CURRENT BYU 41

Based on the circuit topology, we have a battery $V$ connected to a series combination of two capacitors $C$ and $2C$. The switch is placed in parallel across the capacitor $C$.

Initial State (Switch Open):

The capacitors $C$ and $2C$ are in series across the battery $V$. The equivalent capacitance is:

$$ C_{eq} = \frac{C \cdot 2C}{C + 2C} = \frac{2}{3}C $$

The initial total charge supplied by the battery is:

$$ Q_i = C_{eq} V = \frac{2}{3}CV $$

The initial stored potential energy in the capacitors is:

$$ U_i = \frac{1}{2} C_{eq} V^2 = \frac{1}{2} \left(\frac{2}{3}C\right) V^2 = \frac{1}{3}CV^2 $$

Final State (Switch Closed):

When the switch closes, it short-circuits the capacitor $C$. The potential difference across $C$ becomes zero, and its energy is dissipated. The circuit effectively becomes the battery $V$ connected directly to the capacitor $2C$.

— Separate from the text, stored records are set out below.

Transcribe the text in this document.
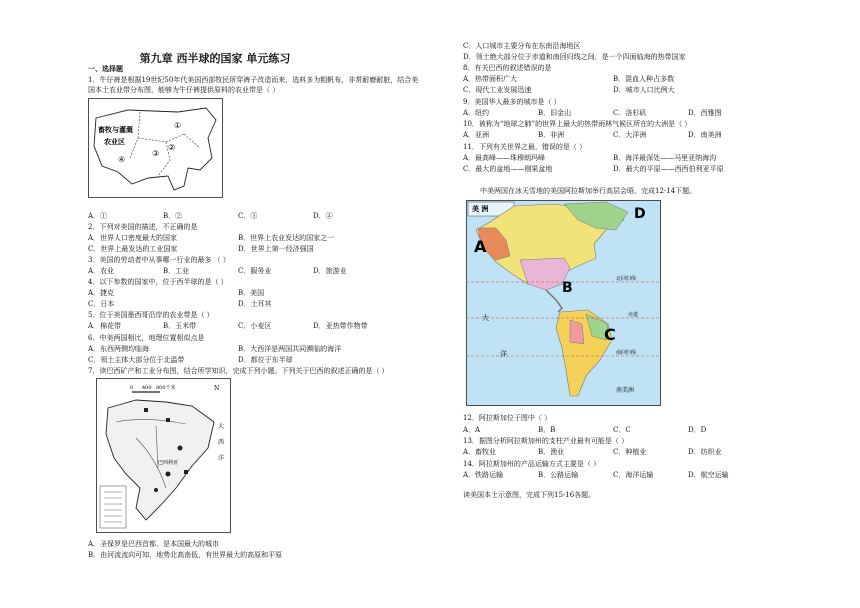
第九章 西半球的国家 单元练习
一、选择题
1．牛仔裤是根据19世纪50年代美国西部牧民所穿裤子改造而来，选料多为粗帆布，非常耐磨耐脏，结合美
国本土农业带分布图，能够为牛仔裤提供原料的农业带是（ ）
畜牧与灌溉
农业区
①
②
③
④
A．①	B．②	C．③	D．④
2．下列对美国的描述，不正确的是
A．世界人口密度最大的国家	B．世界上农业发达的国家之一
C．世界上最发达的工业国家	D．世界上第一经济强国
3．美国的劳动者中从事哪一行业的最多 （ ）
A．农业	B．工业	C．服务业	D．旅游业
4．以下参数的国家中，位于西半球的是（ ）
A．捷克	B．美国
C．日本	D．土耳其
5．位于美国墨西哥沿岸的农业带是（ ）
A．棉花带	B．玉米带	C．小麦区	D．亚热带作物带
6．中美两国相比，地理位置相似点是
A．东西两侧均临海	B．大西洋是两国共同濒临的海洋
C．领土主体大部分位于北温带	D．都位于东半球
7．读巴西矿产和工业分布图，结合所学知识，完成下列小题。下列关于巴西的叙述正确的是（ ）
0 400 800千米	N
巴西利亚
大
西
洋
A．圣保罗是巴西首都，是本国最大的城市
B．由河流流向可知，地势北高南低，有世界最大的高原和平原
C．人口城市主要分布在东南沿海地区
D．领土绝大部分位于赤道和南回归线之间，是一个四面临海的热带国家
8．有关巴西的叙述错误的是
A．热带面积广大	B．混血人种占多数
C．现代工业发展迅速	D．城市人口比例大
9．美国华人最多的城市是（ ）
A．纽约	B．旧金山	C．洛杉矶	D．西雅图
10．被称为“地球之肺”的世界上最大的热带雨林气候区所在的大洲是（ ）
A．亚洲	B．非洲	C．大洋洲	D．南美洲
11．下列有关世界之最，错误的是（ ）
A．最高峰——珠穆朗玛峰	B．海洋最深处——马里亚纳海沟
C．最大的盆地——刚果盆地	D．最大的平原——西西伯利亚平原
中美两国在冰天雪地的美国阿拉斯加举行高层会晤。完成12-14下题。
美 洲
北回归线
赤道
南回归线
A
B
C
D
大
洋
南美洲
12．阿拉斯加位于图中（ ）
A．A	B．B	C．C	D．D
13．据图分析阿拉斯加州的支柱产业最有可能是（ ）
A．畜牧业	B．渔业	C．种植业	D．纺织业
14．阿拉斯加州的产品运输方式主要是（ ）
A．铁路运输	B．公路运输	C．海洋运输	D．航空运输
读美国本土示意图，完成下列15-16各题。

The final charge on capacitor $2C$ is:

$$ Q_f = (2C)V = 2CV $$

The final stored potential energy is:

$$ U_f = \frac{1}{2} (2C) V^2 = CV^2 $$

Work Done and Heat Dissipated:

The battery has to supply additional charge to increase the charge on $2C$ from $Q_i$ to $Q_f$.

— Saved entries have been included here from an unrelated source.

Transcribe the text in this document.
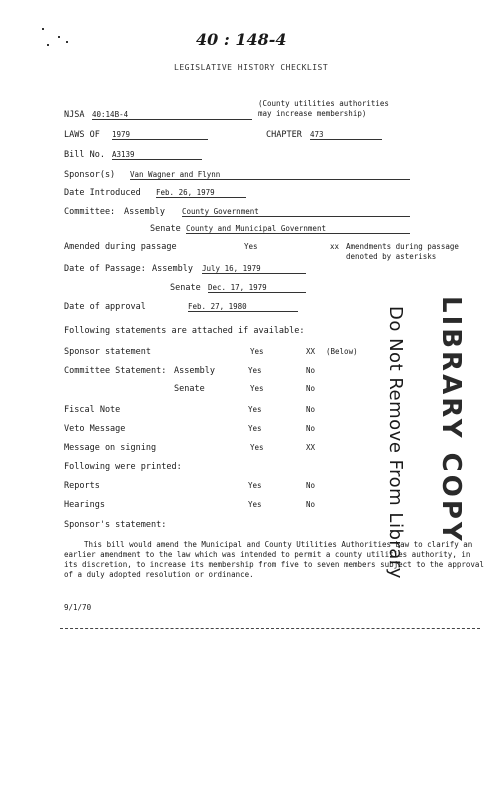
40 : 148-4
LEGISLATIVE HISTORY CHECKLIST
NJSA 40:14B-4
(County utilities authorities
may increase membership)
LAWS OF 1979	CHAPTER 473
Bill No. A3139
Sponsor(s) Van Wagner and Flynn
Date Introduced Feb. 26, 1979
Committee: Assembly County Government
Senate County and Municipal Government
Amended during passage	Yes	xx Amendments during passage
denoted by asterisks
Date of Passage: Assembly July 16, 1979
Senate Dec. 17, 1979
Date of approval	Feb. 27, 1980
Following statements are attached if available:
Sponsor statement	Yes	XX (Below)
Committee Statement: Assembly	Yes	No
Senate	Yes	No
Fiscal Note	Yes	No
Veto Message	Yes	No
Message on signing	Yes	XX
Following were printed:
Reports	Yes	No
Hearings	Yes	No
Sponsor's statement:
This bill would amend the Municipal and County Utilities Authorities Law to clarify an earlier amendment to the law which was intended to permit a county utilities authority, in its discretion, to increase its membership from five to seven members subject to the approval of a duly adopted resolution or ordinance.
9/1/70
Do Not Remove From Library LIBRARY COPY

$$ \Delta Q = Q_f – Q_i = 2CV – \frac{2}{3}CV = \frac{4}{3}CV $$

The work done by the battery is:

$$ W_{\text{battery}} = \Delta Q \cdot V = \left(\frac{4}{3}CV\right)V = \frac{4}{3}CV^2 $$

Using the energy conservation principle ($W_{\text{battery}} + U_i = U_f + \text{Heat}$), the total heat dissipated is:

$$ H = W_{\text{battery}} – (U_f – U_i) $$ $$ H = \frac{4}{3}CV^2 – \left(CV^2 – \frac{1}{3}CV^2\right) $$ $$ H = \frac{4}{3}CV^2 – \frac{2}{3}CV^2 $$ $$ H = \frac{2}{3}CV^2 $$